Chemin des Censières

Lausanne  / 14 heures

C’est un chemin bétonné en haut d’une terre d’un seul tenant qui déroule son vert, tendre encore, en pente douce jusqu’à la rivière. La forêt s’accroche sur l’autre rive et remonte d’un trait, avant de baisser la tête et de la glisser sous le ciel bleu, rien ne l’arrête. On imagine plus loin d’autres terres, d’autres déserts.
Plus trace de neige dans le pré, mais dans les fonds les dépouilles laissées il y a quelques semaines par les bûcherons. Ruines, chantiers, c’est là qu’on habite, ni tout à fait hier, pas encore demain.
La vieille avance à petits pas lents, une noix dans le creux de la main, tête baissée, les yeux fixés sur le chemin; elle ralentit de temps en temps, lève la tête, la tourne là où la forêt s’allonge entre ciel et terre, puis revient parmi nous. L’un ne va pas sans l’autre, ce qui nous reste se confond avec ce que l’on quitte.
Un sentier prolonge le chemin à l’entrée du bois; dedans ombres et lumière brodent des dentelles auxquelles s’accrochent de vieux chardons. Les oiseaux tiennent la baraque, les plus curieux campent aux fourches des feuillus, les craintifs se cachent derrière des rideaux d’épines. La rosée goutte le long des rameaux, perles de verre suspendues aux bourgeons.
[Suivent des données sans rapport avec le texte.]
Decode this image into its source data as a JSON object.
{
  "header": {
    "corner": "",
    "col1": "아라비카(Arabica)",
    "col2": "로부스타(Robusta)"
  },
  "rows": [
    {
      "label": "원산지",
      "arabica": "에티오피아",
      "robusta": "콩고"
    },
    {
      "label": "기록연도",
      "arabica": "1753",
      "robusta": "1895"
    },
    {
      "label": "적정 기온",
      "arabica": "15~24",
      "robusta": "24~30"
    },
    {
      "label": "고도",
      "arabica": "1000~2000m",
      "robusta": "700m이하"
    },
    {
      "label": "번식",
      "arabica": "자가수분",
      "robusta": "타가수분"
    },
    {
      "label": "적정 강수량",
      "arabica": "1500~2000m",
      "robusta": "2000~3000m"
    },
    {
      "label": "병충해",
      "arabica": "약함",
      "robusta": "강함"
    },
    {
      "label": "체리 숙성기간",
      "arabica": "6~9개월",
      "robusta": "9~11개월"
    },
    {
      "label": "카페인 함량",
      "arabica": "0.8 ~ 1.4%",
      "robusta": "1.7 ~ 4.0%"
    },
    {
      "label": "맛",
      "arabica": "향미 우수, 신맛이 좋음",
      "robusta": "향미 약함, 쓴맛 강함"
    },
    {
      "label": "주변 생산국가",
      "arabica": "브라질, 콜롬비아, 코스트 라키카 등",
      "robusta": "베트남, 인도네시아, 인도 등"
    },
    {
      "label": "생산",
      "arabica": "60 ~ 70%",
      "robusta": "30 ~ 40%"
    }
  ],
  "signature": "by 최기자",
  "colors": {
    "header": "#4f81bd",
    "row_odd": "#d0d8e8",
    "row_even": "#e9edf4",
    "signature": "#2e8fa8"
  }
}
Un rouge-gorge, un peu téméraire, vient aux nouvelles, la vieille est assise sur l’un des bancs du refuge, là où le soleil a pris ses quartiers. La terre fume.

Bois Vuacoz

Montpreveyres / 9 heures

Le jour se lève lorsqu’elle fait son apparition dans la cuisine, par la porte qui communique avec la chambre. Il est sept heures, tout indique qu’elle est debout depuis longtemps déjà, mais rien ne permet d’en savoir plus; elle tire la porte derrière elle, pose en passant le dos de sa main droite sur le radiateur, puis se tourne du côté du poêle dans lequel elle glisse un morceau de bois.
La fenêtre est entrouverte, les rideaux tirés, on entend les moineaux dans la haie, une mésange s’accroche à la mangeoire suspendue au lilas, les arbres sont nus encore. On entend à peine la fontaine.
La bouilloire siffle, il y a du désordre sur la table qu’entourent quatre chaises au placet brodé, mais aussi une pile de journaux, de la publicité mêlée à un courrier plus sérieux. Elle est assise au bout de la table, regarde par la fenêtre, un rayon de soleil claire ses mains qui tiennent un bol de thé; à l’autre bout une petite radio, un journaliste demande à son invité de commenter les actualités, elle écoute distraitement, le froissement des pages du journal repousse l’entretien au second plan. Elle tend le bras et interrompt l’émission.
On entend alors dans la cuisine ce qu’on entend lorsqu’on est seul, des bruits, ceux du dedans et ceux de dehors, qui inquiètent un peu, parce que c’est aussi ceux que d’autres entendraient s’ils avaient été à sa place. Aucun vivant n’en doute, la solitude rassemble.